She may have nagged at you constantly while you were growing up, but she's also the same woman who selflessly and tirelessly works to keep the family together, and taught you the importance of love and leads byexample.
This Mother's Day, we speak to four Generation T-listers about the favourite woman in their lives.
“My mum has always been our family’s pillar of strength. Since a young age, she taught me to respect my elders, as well as the importance of family and being involved in charity. She also taught me that money is nothing if hard work wasn’t put into obtaining it. Looking at where I am today—married with two beautiful daughters of my own and running a non-government charity organisation, Foodbank Singapore, with my sister—it’s clear how much influence she has in my life.
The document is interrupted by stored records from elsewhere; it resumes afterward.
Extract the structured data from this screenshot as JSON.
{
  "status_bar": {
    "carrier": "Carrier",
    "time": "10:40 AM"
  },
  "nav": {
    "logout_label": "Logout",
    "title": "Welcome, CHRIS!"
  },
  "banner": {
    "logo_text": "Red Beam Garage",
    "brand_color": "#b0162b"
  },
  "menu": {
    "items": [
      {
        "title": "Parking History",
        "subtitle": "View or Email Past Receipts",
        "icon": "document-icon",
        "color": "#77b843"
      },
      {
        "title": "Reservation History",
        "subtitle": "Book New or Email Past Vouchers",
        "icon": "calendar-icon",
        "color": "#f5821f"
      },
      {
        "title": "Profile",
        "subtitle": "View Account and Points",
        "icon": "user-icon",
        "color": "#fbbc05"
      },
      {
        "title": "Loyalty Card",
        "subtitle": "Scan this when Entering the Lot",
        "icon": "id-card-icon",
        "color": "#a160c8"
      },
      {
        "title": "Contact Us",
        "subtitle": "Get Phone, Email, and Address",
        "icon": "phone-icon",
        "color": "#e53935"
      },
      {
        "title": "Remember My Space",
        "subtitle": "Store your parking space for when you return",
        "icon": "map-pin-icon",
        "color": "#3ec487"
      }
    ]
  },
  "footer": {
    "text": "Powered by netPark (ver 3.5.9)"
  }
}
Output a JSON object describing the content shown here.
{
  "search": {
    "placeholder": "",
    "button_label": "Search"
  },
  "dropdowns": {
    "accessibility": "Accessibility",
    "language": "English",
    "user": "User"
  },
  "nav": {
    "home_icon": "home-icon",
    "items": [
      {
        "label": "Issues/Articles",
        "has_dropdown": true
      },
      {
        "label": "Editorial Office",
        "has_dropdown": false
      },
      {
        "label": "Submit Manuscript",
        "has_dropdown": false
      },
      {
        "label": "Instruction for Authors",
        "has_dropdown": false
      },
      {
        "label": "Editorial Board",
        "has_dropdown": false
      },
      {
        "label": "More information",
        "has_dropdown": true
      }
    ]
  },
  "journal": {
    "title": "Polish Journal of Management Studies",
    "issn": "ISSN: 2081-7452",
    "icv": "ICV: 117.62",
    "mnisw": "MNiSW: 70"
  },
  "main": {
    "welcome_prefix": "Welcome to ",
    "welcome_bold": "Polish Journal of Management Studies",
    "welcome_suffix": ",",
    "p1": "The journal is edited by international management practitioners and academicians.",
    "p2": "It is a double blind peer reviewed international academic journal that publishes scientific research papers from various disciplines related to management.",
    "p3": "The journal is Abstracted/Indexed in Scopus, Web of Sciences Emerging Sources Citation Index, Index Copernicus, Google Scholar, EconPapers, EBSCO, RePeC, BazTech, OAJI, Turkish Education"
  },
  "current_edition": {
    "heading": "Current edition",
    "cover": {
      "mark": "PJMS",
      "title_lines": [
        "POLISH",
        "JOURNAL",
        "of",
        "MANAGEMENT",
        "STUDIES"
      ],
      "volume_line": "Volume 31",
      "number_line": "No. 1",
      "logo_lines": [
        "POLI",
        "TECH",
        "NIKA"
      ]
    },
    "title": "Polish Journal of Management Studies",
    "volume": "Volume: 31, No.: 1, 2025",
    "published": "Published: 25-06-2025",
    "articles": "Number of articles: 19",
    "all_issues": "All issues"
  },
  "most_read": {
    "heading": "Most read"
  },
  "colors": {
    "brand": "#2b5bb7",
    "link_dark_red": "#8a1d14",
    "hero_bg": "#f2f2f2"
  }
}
The funniest lesson she taught me, however, has got to be about the birds and the bees. When I was studying abroad, she got worried about me getting to know more girls. So she kept reminding me to respect them and use “umbrellas”! And as a mother who couldn’t bear to lose her son to another woman, she kept telling me that the girls “were just friends”. Now that I’m a father, I can understand where she was coming from.”
—Nicholas Ng, social entrepreneur
“My mum is definitely superwoman. She would go to lengths to take care of my sister, dad and I. When I moved to Singapore with my sister to study, my mum would make weekly seven-hour trips down from our home in Seremban, Malaysia via train to see us. She still does this, but by bus now, and never fails to bring me a box of my favourite tau sar piah.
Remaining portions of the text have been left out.